What Fuddruckers did is stupid and petty, no doubt, and this guy is pretty clever, but that's all there is to it. I believe information wants to be free, so I say deep linking is fair game. One might make an argument regarding Fuddrucker's for-profit intent, but the momentum of the law right now seems to be ignoring that (e.g. RIAA suing grandmas and whatnot for pirating.) Oh well, let them have it. The Fuddruckers we used to go to always seemed like an ecoli hive to me. Tasted good, though.
posted by Skwirl at 11:42 PM on September 2, 2005


His switcheroo-page is up at this site as well now,

and

Well, for what it's worth, the saionji.net site is also showing the nasty message

Yes, that's my point. His changing the burger game content on his own site has affected saionji.net's page because they hotlinked his content but Fuddrucker's page hasn't changed at all because they didn't hotlink his content. Yes, the link on FR's goes to different content, but this guy's actions have not done what he claims ("all kinds of nasty things can happen to YOUR website.") Nothing has happened to the FR site.

providing the fairly standard context of "this is content from another site, that Fuddrucker's does not control, and that we are not responsible for"

Huh? Where would they have put this "fairly standard" copy (which I cannot recall a single instance of ever reading on the web)? Are you suggesting every link on every site have a disclaimer on it? That's absurd.

Oh, and I'm a professional corporate web developer for a living,

I'm a freelance one and have been for 10 years. As I said above, I've had content hotlinked and it sucks. Hasn't happened here.

If this hadn't been a Corporation, no one would agree with him because all FR did was link to his page!
posted by dobbs at 11:46 PM on September 2, 2005


I'm thinking this guy is breaking the law a heck of a lot more than Fuddruckers is.
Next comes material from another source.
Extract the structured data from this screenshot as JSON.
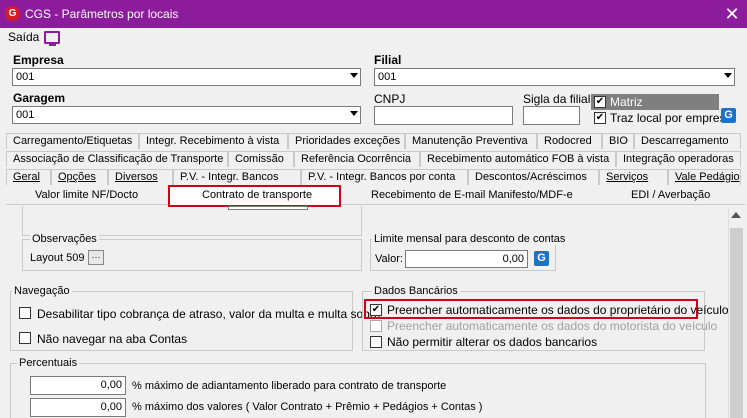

Fascinating. So there's a law that says once a business decides you're working for them, you have to work for them? That sounds suspiciously like slavery.
posted by Citizen Premier at 11:50 PM on September 2, 2005


If this hadn't been a Corporation, no one would agree with him because all FR did was link to his page!

They're also polluting his work with their own corporate dogma. It's akin to the way Woody Guthrie's song "This Land is Your Land" was corrupted into a patriotic song.

I don't really think what they did should necessarily be illegal, anymore than I think corporations should be illegal (which I might), but I think they deserve to suffer for it.
posted by Citizen Premier at 11:55 PM on September 2, 2005


Is the name 'Fuddrucker's' supposed to be some kind of play on the word 'fucker'? I don't get it.
posted by stavrosthewonderchicken at 12:00 AM on September 3, 2005


Whoa, fuddruckers.com is redirecting to google. Good contingency plan guys!
posted by phatboy at 12:12 AM on September 3, 2005


dobbs, you're working from a principle, and I can appreciate it, but you're not looking at some things, mostly related to context and presentation on the web on different kinds of sites:

- On corporate identity pages, like Fuddrucker's, how often do you see links to outside sites available on the front page? Usually it's shunted off to a page of "outside resources" if it exists at all. These corporate identity pages are ubiquitous enough that most of us have internalized the "rules" here.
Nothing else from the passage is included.